C’est dans ces interrogations que j’ai découvert les théories féministes du care, notamment celles de Carol Gilligan, nées aux États-Unis dans les années 1980, sous Reagan. Ces approches proposent une éthique du soin politique qui n’est pas moins morale que la justice abstraite mais qui part de la vie vécue, des dilemmes ordinaires : une morale fondée non sur des principes abstraits, mais sur l’attention portée aux besoins concrets et aux relations interpersonnelles. Le soin devient ainsi un pilier pour repenser la justice, l’économie, la politique.

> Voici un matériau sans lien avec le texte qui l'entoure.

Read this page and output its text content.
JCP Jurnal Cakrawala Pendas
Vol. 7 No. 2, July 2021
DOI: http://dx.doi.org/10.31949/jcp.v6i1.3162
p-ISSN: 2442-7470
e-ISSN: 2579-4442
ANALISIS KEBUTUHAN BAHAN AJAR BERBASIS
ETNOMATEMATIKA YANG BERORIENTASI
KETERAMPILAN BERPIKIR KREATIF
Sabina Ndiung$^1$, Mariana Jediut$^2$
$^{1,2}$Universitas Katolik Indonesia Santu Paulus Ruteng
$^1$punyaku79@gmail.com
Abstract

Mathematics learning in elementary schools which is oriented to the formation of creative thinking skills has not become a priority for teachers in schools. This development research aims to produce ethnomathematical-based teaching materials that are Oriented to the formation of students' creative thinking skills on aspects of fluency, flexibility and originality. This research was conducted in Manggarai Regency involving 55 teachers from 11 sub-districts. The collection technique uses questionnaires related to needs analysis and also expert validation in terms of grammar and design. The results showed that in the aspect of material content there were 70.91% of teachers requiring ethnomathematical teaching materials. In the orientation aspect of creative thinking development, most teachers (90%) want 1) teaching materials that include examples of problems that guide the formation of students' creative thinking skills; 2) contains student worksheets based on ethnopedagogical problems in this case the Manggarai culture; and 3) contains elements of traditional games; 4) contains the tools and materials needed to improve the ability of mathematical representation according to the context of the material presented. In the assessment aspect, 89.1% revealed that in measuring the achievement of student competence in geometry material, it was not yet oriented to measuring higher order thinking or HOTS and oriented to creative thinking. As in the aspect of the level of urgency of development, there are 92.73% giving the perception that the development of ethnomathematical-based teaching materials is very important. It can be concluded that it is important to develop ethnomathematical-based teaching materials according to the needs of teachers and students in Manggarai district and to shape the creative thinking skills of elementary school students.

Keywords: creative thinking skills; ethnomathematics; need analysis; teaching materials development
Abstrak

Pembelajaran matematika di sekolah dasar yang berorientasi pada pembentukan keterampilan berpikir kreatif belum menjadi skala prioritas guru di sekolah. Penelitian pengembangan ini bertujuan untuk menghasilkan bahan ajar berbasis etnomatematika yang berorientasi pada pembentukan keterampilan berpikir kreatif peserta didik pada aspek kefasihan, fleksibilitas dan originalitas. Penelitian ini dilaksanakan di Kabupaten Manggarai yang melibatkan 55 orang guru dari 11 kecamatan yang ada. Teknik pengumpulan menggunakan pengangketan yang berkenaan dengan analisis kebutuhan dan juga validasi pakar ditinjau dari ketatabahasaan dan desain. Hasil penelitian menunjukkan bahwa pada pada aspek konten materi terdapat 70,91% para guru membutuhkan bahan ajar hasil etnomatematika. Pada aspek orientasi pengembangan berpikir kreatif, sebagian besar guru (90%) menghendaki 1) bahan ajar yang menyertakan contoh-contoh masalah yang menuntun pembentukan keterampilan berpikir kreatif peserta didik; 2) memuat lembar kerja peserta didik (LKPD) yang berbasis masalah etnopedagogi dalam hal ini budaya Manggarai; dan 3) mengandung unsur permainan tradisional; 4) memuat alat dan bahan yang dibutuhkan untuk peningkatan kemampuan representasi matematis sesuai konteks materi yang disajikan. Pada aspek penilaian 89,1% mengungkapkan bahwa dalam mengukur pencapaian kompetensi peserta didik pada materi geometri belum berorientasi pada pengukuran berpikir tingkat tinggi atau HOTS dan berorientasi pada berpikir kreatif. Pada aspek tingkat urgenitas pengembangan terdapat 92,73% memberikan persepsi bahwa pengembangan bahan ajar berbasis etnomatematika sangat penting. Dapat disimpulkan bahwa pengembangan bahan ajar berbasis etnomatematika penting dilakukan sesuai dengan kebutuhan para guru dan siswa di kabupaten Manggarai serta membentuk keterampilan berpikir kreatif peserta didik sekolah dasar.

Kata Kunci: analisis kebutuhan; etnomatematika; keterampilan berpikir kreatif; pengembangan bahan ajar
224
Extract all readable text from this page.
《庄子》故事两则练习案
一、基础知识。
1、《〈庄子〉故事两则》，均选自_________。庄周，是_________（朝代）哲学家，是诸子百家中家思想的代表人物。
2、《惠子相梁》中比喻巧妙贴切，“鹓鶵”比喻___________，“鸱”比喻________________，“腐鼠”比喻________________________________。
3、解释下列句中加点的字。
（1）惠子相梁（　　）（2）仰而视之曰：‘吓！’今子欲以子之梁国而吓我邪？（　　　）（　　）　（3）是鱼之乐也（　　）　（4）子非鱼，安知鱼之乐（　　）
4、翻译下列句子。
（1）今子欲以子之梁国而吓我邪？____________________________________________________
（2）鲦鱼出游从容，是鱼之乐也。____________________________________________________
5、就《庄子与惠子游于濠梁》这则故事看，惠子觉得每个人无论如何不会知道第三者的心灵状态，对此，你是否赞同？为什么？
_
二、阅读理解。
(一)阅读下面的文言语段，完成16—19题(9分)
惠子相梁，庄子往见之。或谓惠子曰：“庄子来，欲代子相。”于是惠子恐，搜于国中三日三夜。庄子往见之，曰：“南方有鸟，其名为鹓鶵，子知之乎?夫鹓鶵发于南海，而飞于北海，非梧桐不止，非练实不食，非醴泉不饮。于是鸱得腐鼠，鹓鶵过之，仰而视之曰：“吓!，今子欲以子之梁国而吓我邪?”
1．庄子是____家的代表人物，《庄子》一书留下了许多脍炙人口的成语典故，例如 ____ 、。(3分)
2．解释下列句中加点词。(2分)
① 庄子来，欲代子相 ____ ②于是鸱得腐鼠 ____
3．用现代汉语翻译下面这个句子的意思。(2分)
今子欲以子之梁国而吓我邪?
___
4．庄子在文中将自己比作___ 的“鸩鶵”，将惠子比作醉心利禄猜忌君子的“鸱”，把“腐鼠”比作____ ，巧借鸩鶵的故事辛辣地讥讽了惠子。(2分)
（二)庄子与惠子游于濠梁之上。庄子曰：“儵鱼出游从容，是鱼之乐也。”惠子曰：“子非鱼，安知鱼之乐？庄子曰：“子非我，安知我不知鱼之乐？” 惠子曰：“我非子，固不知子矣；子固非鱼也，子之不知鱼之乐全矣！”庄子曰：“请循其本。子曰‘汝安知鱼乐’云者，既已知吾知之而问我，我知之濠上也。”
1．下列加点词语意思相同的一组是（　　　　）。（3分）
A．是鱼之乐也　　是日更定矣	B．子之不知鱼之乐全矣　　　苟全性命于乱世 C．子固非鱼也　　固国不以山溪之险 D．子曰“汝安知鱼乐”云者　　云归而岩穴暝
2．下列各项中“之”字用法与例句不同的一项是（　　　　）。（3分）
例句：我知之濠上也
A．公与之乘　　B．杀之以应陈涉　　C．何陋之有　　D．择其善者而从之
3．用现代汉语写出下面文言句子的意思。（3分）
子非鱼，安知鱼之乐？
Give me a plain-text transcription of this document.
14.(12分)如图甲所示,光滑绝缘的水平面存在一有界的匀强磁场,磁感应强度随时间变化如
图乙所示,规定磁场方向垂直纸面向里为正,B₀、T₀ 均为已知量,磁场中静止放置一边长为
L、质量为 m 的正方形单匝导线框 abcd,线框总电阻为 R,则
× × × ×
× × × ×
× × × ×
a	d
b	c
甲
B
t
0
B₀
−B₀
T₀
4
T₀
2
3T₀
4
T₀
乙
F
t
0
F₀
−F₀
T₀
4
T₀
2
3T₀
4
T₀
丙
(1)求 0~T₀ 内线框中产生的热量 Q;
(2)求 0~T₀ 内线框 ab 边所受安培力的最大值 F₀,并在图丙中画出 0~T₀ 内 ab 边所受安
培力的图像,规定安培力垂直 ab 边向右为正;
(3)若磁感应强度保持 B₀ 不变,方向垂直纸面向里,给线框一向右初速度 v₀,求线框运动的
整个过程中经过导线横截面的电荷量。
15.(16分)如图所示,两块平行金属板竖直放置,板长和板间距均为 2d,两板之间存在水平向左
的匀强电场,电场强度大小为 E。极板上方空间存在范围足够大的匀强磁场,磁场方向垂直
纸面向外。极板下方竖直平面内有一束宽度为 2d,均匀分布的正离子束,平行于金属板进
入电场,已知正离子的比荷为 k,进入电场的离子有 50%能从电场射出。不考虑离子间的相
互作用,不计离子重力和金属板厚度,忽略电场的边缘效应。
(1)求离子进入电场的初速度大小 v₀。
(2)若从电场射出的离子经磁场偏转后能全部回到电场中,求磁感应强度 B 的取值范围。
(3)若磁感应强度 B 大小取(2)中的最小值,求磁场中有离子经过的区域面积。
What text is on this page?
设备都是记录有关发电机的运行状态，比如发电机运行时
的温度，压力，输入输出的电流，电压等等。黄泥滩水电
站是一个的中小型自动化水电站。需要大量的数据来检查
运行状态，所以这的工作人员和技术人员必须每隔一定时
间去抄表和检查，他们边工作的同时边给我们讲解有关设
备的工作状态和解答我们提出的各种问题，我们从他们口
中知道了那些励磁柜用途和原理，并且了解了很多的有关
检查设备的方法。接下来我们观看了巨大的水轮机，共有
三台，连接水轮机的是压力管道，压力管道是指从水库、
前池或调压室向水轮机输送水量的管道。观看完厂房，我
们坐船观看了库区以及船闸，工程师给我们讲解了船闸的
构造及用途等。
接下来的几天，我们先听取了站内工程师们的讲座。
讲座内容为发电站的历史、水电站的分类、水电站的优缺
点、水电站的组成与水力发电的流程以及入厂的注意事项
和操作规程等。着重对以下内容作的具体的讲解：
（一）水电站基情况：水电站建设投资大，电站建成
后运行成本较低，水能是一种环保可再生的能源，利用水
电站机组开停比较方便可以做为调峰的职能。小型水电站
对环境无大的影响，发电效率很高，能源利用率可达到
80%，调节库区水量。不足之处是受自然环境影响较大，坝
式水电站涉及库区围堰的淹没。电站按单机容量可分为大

Contre l’idéal libéral d’un individu autonome, l’éthique de soin privilégie la sollicitude et l’attention à l’autre.
J’ai utilisé ces outils pour avancer dans mes réflexions, mais aussi pour esquisser des réponses.
Même si cette éthique naît des résistances des opprimé·es, ne pensons pas le soin uniquement depuis la blessure. Imaginons plutôt une vie où les soins préventifs se donnent sans attendre la demande. Il devient alors un outil de transformation, un paradigme alternatif qui remet en cause l’individualisme compétitif des systèmes dominants. Pour dépasser les modèles libéraux et patriarcaux qui dévalorisent le soin en le faisant peser sur les plus vulnérables, nous pouvons créer des systèmes de relations qui le revalorisent, le généralisent, et le placent au centre. Nous pouvons placer la dignité, l’interdépendance, la sollicitude, et l’attention aux vulnérabilités au cœur de toute politique.
Sans place pour les sentiments, sans souci de l’autre, du monde, sans soin pour la terre, il est impossible de résister aux guerres et aux violences structurelles. Pour survivre, pour vivre, pour créer une vie poétique, nous avons besoin de nous écouter avec attention.
Nous ne sommes pas impuissant.es. Mais nous sommes fragiles, et interdépendant.es.
« Femme, Vie, Liberté », crient les femmes kurdes et iraniennes. Continuons avec elles, et ajoutons d’autres diamants à la vie — aussi subversifs que les trois premiers : Amour, Tendresse, Attention, Disponibilité…
La suite ? Nous l’écrirons ensemble.
Pinar Selek
Partager la publication « Rencontres Concertina à Dieulefit — 2025 »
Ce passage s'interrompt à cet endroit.